At times, for whatever reasons, a marriage stops working. When that happens, couples turn to the divorce process -- with their children in tow. Because divorce is often linked with mixed and extreme emotions, it can create challenges for the family as a whole. It can generate stress and anxiety that affects not only the divorcing couples, but their children as well. Therefore, parents who are considering divorce should be ready to help their children cope with the changes in the family dynamics.

First, children often blame themselves for the divorce and parents must make sure they realize that they are not to blame. Also, the divorce process can make the children feel as though they are being abandoned and both parents must assure them that they are still committed to raising them. It is also a good idea to remind children, by praising them, of how special they are.

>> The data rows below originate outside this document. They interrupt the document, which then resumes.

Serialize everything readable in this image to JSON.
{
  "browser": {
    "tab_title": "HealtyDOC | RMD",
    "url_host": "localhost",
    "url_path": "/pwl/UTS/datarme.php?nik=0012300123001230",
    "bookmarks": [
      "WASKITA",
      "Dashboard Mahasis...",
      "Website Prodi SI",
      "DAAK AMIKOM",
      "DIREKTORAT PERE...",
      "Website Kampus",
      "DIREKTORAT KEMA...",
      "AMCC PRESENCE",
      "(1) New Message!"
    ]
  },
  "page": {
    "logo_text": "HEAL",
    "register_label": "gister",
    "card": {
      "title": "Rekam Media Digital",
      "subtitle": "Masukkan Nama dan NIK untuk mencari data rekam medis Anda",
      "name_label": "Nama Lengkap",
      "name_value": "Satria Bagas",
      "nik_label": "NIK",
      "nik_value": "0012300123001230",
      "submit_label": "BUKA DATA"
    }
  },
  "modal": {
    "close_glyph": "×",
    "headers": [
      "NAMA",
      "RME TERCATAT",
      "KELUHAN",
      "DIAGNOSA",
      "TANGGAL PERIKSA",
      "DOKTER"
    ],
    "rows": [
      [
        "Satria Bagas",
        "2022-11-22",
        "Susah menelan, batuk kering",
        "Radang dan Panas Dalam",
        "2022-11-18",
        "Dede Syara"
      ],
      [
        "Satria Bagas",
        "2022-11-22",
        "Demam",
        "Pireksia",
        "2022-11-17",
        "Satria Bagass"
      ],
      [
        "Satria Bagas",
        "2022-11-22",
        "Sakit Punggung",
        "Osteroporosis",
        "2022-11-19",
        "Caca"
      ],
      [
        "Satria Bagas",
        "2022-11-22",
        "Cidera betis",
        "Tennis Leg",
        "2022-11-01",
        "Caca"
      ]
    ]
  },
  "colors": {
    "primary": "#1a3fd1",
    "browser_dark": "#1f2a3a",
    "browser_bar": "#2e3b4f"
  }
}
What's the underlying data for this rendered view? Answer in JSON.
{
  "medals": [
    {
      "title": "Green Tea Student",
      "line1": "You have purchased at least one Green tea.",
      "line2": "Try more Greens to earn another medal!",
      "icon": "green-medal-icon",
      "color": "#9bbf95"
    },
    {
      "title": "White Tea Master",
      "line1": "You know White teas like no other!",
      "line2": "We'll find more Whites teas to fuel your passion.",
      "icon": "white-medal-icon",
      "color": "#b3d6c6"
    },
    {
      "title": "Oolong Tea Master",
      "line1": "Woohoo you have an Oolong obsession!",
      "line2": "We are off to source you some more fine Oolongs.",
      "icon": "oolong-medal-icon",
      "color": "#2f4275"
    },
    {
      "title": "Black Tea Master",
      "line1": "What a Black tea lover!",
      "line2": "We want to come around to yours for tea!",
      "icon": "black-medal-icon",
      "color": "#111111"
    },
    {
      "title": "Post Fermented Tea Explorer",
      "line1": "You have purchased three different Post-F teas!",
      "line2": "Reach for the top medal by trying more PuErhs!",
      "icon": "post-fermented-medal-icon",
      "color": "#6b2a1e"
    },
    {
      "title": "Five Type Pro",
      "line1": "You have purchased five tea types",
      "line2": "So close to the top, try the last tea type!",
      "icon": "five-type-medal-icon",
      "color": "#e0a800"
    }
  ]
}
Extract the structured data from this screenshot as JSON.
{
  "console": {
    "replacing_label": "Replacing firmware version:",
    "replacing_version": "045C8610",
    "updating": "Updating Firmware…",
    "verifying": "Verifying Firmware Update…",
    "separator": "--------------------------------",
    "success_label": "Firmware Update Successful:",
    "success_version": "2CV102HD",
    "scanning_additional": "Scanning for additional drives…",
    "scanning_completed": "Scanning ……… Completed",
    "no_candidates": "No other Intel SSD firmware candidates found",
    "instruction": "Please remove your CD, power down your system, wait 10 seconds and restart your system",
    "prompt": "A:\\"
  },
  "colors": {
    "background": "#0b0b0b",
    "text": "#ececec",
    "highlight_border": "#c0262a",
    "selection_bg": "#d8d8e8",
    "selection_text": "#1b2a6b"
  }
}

Parents may also expect a sudden change in their children's behavior due to the stress of the divorce process. When they see this happening, parents should just let their children be. After all the stress is released, the children will come to understand the situation and become cooperative.

Finally, children sometimes become uncomfortable about expressing their feelings. Parents should be attentive to children's moods and seek to determine how they are doing, especially with respect to child custody and visitation issues.

The divorce process, whether in Philadelphia, Pennsylvania, or elsewhere in the country, can go smoothly when parties are able to cooperate for the sake of their children. With the right help, couples can craft agreements that help their family move forward from the divorce. In these cases, couples can become successful co-parents and avoid unnecessary stress on their children.